Pornocratie : Ovidie se confie sur les nouvelles méthodes de l'industrie du X (Vidéo)

Pornocratie : Ovidie se confie sur les nouvelles méthodes de l'industrie du X (Vidéo)

Ce mercredi 18 janvier, Canal + diffuse un documentaire choc, "Pornocratie". Et dans ce reportage, Ovidie, une ancienne actrice porno aujourd’hui devenue réalisatrice, se confie sur les nouvelles pratiques des géants de l’industrie du X, et sur l’ubérisation du sexe. Non Stop Zapping vous en dit plus.

Les téléspectateurs vont pouvoir découvrir "Pornocratie", un documentaire choc sur l’industrie du X, qui a été réalisé par Ovidie, une ancienne actrice porno. Et si la jeune femme lève le voile sur les nouvelles méthodes des géants du porno, elle dévoile également que l’appât du gain se fait au détriment du respect des acteurs et actrices porno : "Les conditions sanitaires des tournages se sont dégradées et, surtout, les pratiques sont de plus en plus hard. Nous atteignons un degré de violence inédit. Par ailleurs, les actrices se retrouvent désormais sans leur accord sur ces sites gratuits et leurs vidéos sont piratées (…) Les uns brassent des affaires, tandis que les autres encaissent physiquement et doivent faire face en plus à un mépris généralisé.

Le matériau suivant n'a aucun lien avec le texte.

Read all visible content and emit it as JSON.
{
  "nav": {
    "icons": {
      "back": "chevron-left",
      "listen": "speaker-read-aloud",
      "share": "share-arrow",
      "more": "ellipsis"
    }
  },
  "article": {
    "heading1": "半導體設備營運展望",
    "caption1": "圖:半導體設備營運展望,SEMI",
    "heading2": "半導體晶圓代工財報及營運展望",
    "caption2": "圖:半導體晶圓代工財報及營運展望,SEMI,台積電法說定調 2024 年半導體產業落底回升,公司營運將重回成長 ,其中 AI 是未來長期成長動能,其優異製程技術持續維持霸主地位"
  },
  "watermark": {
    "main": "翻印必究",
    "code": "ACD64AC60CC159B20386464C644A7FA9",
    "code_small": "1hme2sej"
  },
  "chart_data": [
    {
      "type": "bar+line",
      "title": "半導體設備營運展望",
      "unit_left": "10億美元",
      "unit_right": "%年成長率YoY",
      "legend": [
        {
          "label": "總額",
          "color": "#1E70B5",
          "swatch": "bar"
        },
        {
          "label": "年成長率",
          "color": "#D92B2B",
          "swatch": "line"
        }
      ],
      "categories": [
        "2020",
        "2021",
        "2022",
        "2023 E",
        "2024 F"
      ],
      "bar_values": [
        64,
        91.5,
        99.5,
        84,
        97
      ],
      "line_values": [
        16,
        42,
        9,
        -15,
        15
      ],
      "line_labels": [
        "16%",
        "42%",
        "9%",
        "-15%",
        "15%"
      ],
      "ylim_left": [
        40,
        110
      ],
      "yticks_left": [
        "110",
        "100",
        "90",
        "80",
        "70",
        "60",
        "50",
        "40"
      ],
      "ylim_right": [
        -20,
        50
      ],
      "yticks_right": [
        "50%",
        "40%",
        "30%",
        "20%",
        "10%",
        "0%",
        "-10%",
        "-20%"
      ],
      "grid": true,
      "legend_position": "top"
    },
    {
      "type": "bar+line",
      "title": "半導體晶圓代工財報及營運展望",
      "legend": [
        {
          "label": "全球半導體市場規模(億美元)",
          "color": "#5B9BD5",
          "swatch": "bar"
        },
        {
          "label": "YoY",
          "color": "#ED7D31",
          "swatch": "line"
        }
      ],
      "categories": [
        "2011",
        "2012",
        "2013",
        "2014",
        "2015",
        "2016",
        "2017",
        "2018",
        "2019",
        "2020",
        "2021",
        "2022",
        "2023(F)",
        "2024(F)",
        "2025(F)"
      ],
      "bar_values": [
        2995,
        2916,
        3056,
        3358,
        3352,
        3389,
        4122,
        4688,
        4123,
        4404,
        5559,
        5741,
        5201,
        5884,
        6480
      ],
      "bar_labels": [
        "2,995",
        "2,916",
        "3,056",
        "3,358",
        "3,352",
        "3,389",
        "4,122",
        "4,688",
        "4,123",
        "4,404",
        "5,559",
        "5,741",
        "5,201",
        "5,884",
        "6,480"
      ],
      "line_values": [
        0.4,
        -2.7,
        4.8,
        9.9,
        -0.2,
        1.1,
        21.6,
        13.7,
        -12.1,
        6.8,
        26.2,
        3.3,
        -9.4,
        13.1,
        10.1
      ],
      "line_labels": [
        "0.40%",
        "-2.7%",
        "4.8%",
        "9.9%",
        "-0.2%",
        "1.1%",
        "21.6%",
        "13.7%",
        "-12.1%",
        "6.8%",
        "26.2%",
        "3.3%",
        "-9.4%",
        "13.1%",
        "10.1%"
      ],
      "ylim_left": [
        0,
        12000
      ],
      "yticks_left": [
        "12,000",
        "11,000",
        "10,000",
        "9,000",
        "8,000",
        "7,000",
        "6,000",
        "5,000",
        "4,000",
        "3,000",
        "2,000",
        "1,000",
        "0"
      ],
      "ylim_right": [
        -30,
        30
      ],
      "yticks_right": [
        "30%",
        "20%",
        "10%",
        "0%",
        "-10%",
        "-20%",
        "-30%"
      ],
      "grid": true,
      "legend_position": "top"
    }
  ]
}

Ce que nous voyons aujourd'hui avec l'industrie du X n'est que le symptôme d'une société sexiste, mais aussi d'un monde du travail en mutation où les plateformes informatiques font la loi". 

"Les plateformes informatiques font la loi"

Ovidie se pose également une question, "pourquoi payer quelque chose que l’on peut obtenir gratuitement ?". Et selon la jeune femme, c’est l’ubérisation du porno qui en est à l’origine : "Je pense qu’il faut prendre un peu de recul par rapport à Pornocratie sur ce que ça nous enseigne en général sur notre société et sur les conditions de travail. Ce qu’on voit aujourd’hui dans le milieu du X avec ces grandes entreprises informatiques qui dirigent tout, qui n’ont aucun lien avec le travailleur en bout de chaîne, ça a quand même trait à l’ubérisation du travail, à un ultra libéralisme. On a aujourd’hui des grandes plateformes informatiques qui dirigent à peu près tout et qui font la loi en terme de travail ».